On a simple tailback dive off tackle, linebacker Jim Hyson tackled Lawrence around the waist and the ball shot out of the freshman's grip and into Shumock's. He stepped out of one tackle, then outran Casey to the end zone.
"I was just standing there and the ball came at me," Shumock said. "That's the way it's supposed to happen, isn't it? That's the way it's drawn on the blackboard. I'd never scored a touchdown here in my life. I didn't think I'd make it this time. I was dying. It hit me about the 15-yard line. I thought I hit a brick wall."
That gave Virginia a 14-0 lead with 57 seconds left in the first quarter. Two series later, the Cavs committed the first of their three turnovers.
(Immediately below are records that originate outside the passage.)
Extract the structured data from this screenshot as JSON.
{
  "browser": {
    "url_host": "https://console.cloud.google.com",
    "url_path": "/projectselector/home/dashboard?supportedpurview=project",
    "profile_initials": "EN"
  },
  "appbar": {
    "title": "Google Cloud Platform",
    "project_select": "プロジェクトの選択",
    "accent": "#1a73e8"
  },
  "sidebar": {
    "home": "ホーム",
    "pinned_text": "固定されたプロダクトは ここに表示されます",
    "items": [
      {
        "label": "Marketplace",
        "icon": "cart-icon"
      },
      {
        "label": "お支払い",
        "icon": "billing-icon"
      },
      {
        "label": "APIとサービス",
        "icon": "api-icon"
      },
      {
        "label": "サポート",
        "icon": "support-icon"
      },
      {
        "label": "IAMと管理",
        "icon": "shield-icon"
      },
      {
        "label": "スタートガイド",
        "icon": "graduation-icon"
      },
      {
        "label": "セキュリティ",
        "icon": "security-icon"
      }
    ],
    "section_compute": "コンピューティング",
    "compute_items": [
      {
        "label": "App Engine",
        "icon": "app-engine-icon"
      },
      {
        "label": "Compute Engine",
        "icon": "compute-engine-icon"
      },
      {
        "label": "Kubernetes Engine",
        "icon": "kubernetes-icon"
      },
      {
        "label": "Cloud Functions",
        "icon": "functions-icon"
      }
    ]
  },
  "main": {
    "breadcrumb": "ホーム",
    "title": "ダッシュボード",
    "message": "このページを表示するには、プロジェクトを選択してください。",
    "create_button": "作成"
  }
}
Greg Taylor, hit by VPI cornerback Jerome Pannell at the Tech goal line, fumbled out of the end zone, for a touchback.
"It was close," Bestwick said, "a judgement call."
"I thought I had broken the plane," Taylor said. "A couple of other players told me I had, too."
Morrison's 44-yard field goal came on the next series and Virginia took a 17-0 lead into the locker room at halftime.
Morrison got his kicks off without his normal shoe, because a team manager forgot it, drawing Bestwick's only postgame criticism.
Morrison's short boot on the second-half kickoff helped Tech to excellent field position and the Hokies drove 62 yards in nine plays, with Snell making an acrobatic catch for the touchdown.
Then Virgnina's offense self-destructed.
"We came out and we looked like we were flat," said Taylor, who lost two fumbles. "We weren't executing and we were making stupid penalties. We know we didn't play that well. It shouldn't have been that close."
But it was. Kirtley's only interception, by Matt Mead on a tipped pass, gave Tech possession at Virginia's 35 early in the fourth quarter. It took Tech only six plays for Lawrence to score. That made it 17-12.
Virginia moved a little better its next possession, until it faced a fourth down at the Tech 22. But Mike Kovac stopped Virorito's line plunge for no gain and Tech took over.
Four plays later, Virginia's Bobby Call stepped in front of Snell and intercepted the ball, returning it 16 yards to the Tech 20. Morrison kicked his 35-yarder on fourth down and that set up Tech's final drive.
Tech moved steadily -- its longest gain was 16 yards -- and used all three timeouts. On fourth and seven at the Virginia 17, Casey lobbed a prayer pass and Snell caught the ball at the two.
Nine seconds remained. Virginia, surprisingly, called time.
"We had to get our goal-line defense in the game," Bestwick explained. "They were lined up on the ball. They would have gotten the snap off and we would have been disorganized.".
After the timeout, Casey rolled left and completed the touchdown pass to the diving Snell.
"I knew it was going to be a long 30 minutes when the (the manager) didn't have the shoe," Bestwick said. "But I'm elated with victory, no matter how it comes." He should have been. Virginia's triumph clinched its first winning season since 1968. Bestwisk's teams had won a total of only five games his three previous seasons.